When is Fleiss' Kappa preferable to computing pairwise Cohen's Kappa and averaging? Derive the conditions under which these give different results.
Adversarial validation assumes the model might "cheat" by exploiting shortcuts. But what if shortcuts are legitimate signals? Formalize the distinction between valid and invalid correlations in evaluation data.
💻 Aaliyah's Exercise
Build a complete quality control system:
from dataclasses import dataclass
from typing import Callable
@dataclass
class QualityCheck:
name: str
check_fn: Callable[[dict], bool]
severity: str # "error" or "warning"
class DatasetQualityController:
def __init__(self):
self.checks = []
def add_check(self, check: QualityCheck):
self.checks.append(check)
def validate_item(self, item: dict) -> dict:
"""
Run all checks on an item.
Return {passed: bool, errors: [], warnings: []}
"""
pass
def validate_dataset(self, dataset: list[dict]) -> dict:
"""
Run all checks on dataset.
Return aggregate quality report.
"""
pass
def compute_irr(self, annotations: dict[str, list[int]]) -> dict:
"""
Compute inter-rater reliability metrics.
annotations: {item_id: [annotator_1_rating, annotator_2_rating, ...]}
Return {raw_agreement, fleiss_kappa, interpretation}
"""
pass
def analyze_disagreements(self, annotations: dict, items: list[dict]) -> dict:
"""
Find patterns in annotator disagreements.
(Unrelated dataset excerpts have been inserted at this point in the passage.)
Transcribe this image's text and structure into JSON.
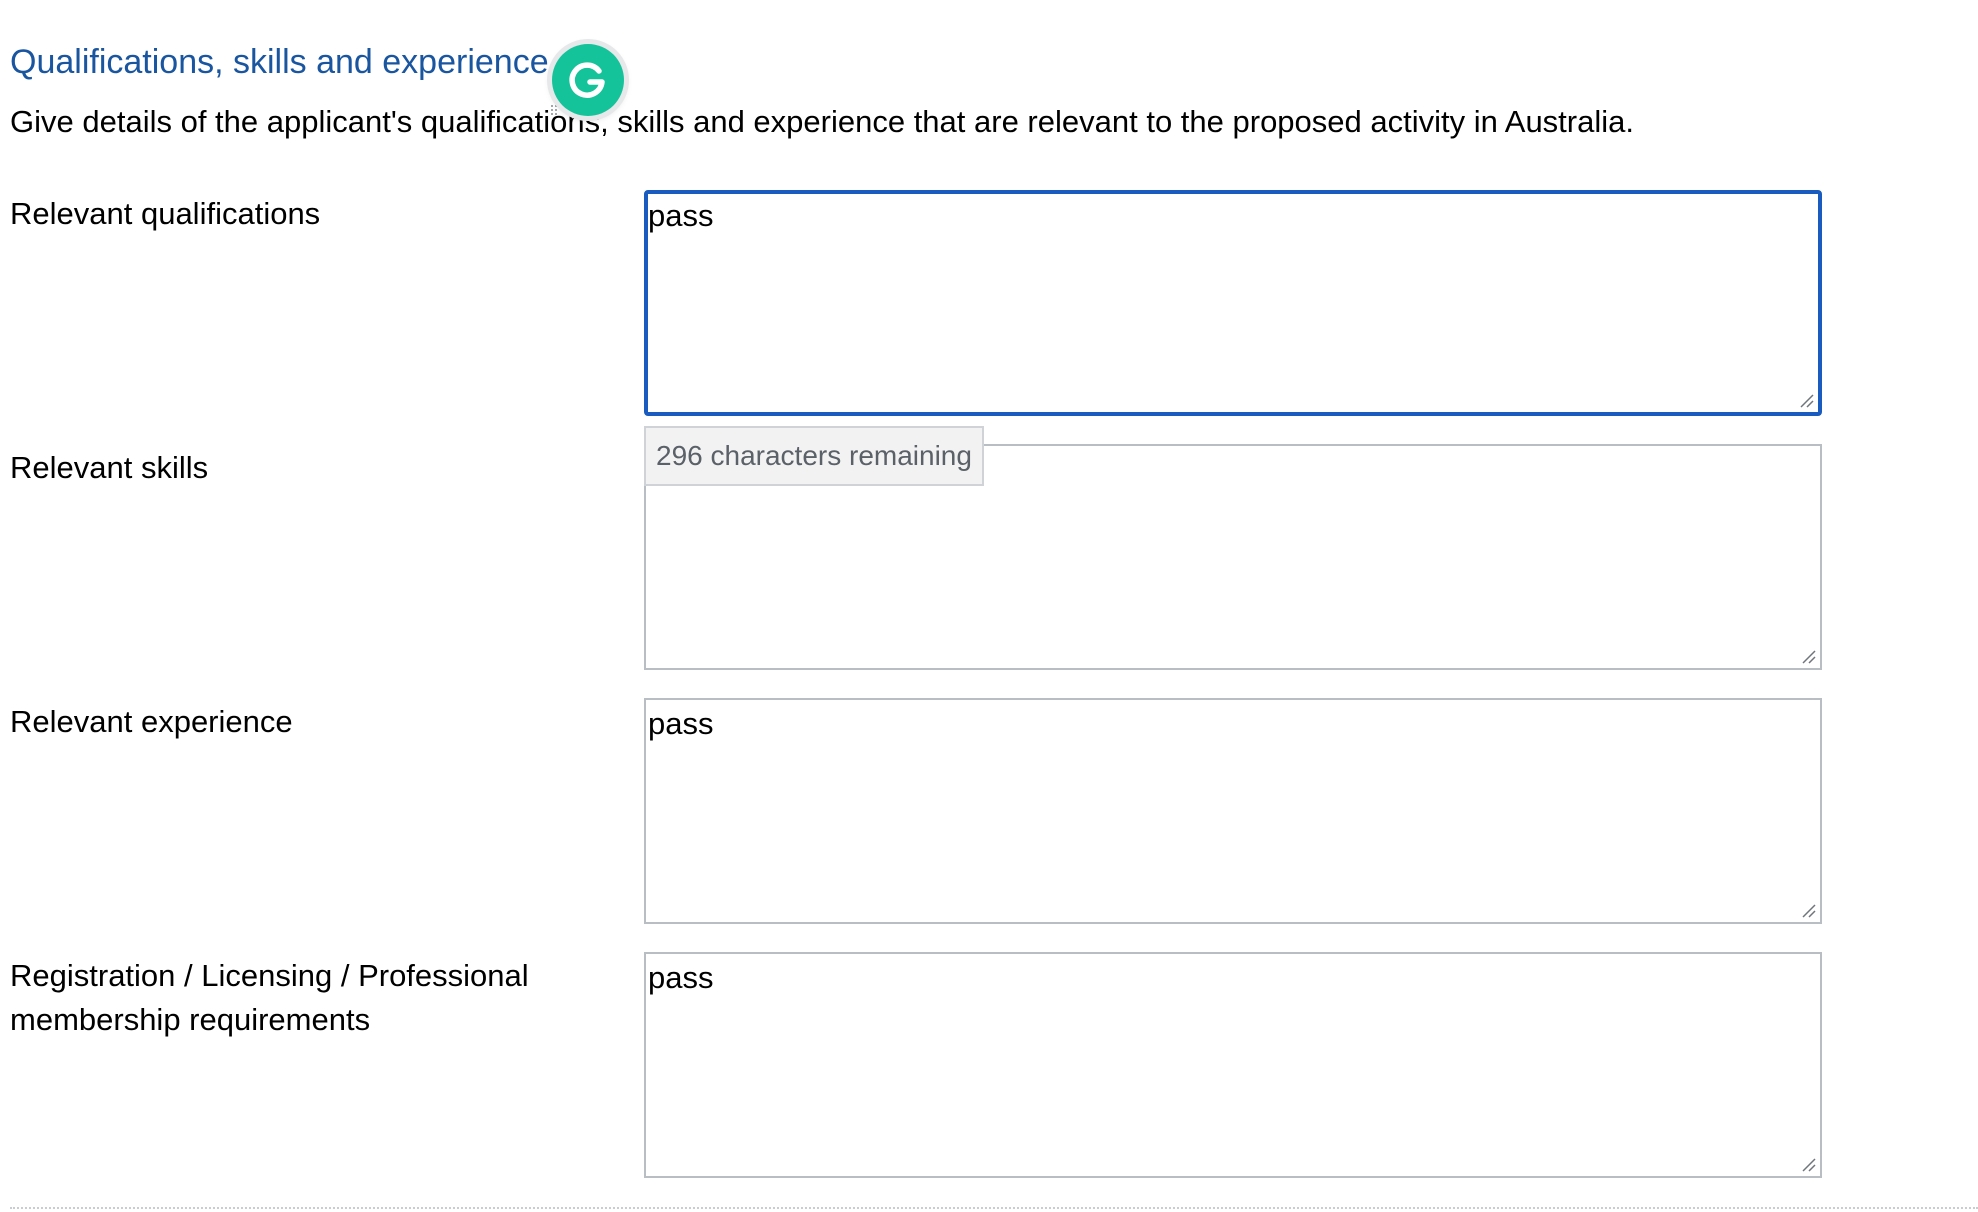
{
  "section": {
    "title": "Qualifications, skills and experience",
    "description": "Give details of the applicant's qualifications, skills and experience that are relevant to the proposed activity in Australia."
  },
  "fields": [
    {
      "label": "Relevant qualifications",
      "value": "pass",
      "focused": true
    },
    {
      "label": "Relevant skills",
      "value": ""
    },
    {
      "label": "Relevant experience",
      "value": "pass"
    },
    {
      "label": "Registration / Licensing / Professional membership requirements",
      "value": "pass"
    }
  ],
  "counter": {
    "text": "296 characters remaining"
  },
  "overlay": {
    "icon": "grammarly-icon"
  },
  "colors": {
    "title": "#1a56a0",
    "focus_border": "#1a5bbf",
    "border": "#b9bec5",
    "grammarly": "#15c39a"
  }
}
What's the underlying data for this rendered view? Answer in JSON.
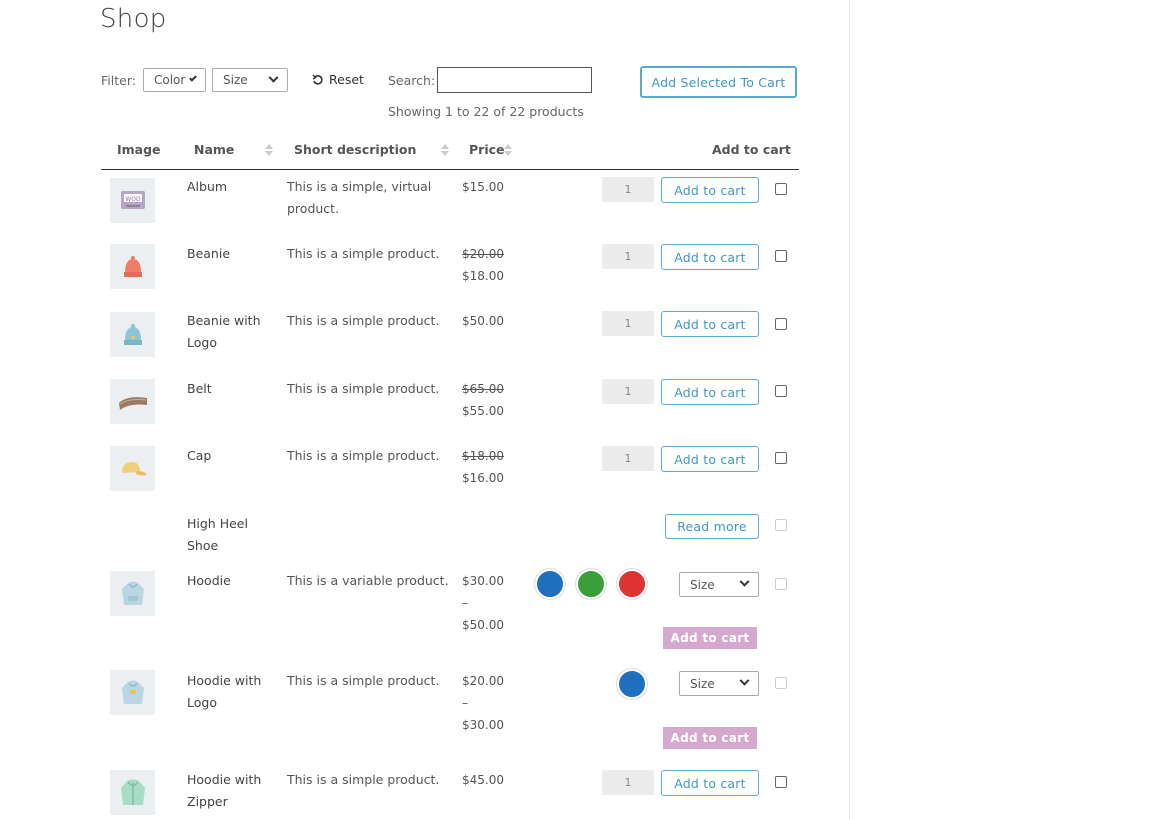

Return analysis with recommendations.
"""
pass
def run_adversarial_checks(self, dataset: list[dict], model) -> dict:
"""
Test for position bias, length bias, keyword reliance.
Return robustness report.
"""
pass
def generate_datasheet(self, dataset: list[dict], quality_report: dict) -> str:
"""
Generate complete documentation for dataset.
"""
pass
# Define your quality checks
controller = DatasetQualityController()
controller.add_check(QualityCheck(
name="has_required_fields",
check_fn=lambda item: all(k in item for k in ["id", "scenario", "user_statement"]),
severity="error"
))
controller.add_check(QualityCheck(
name="reasonable_length",
check_fn=lambda item: 50 < len(item.get("scenario", "")) < 2000,
severity="warning"
))
# Add more checks...
# Run validation
report = controller.validate_dataset(your_dataset)
print(f"Pass rate: {report['pass_rate']:.1%}")
print(f"Common errors: {report['common_errors']}")
📚 Maneesha's Reflection
Inter-rater reliability measures whether annotators agree, not whether they're correct. High agreement on wrong labels is worse than low agreement. How would you design annotation to surface cases where everyone might be wrong?
Adversarial examples reveal model weaknesses, but they can also reveal evaluation weaknesses. If a model "fails" an adversarial test, when should we fix the model versus fix the evaluation?
Dataset documentation (datasheets, model cards) is meant to improve transparency. But documentation can also be performative—creating an appearance of rigor without the substance. What would genuine accountability for dataset quality look like?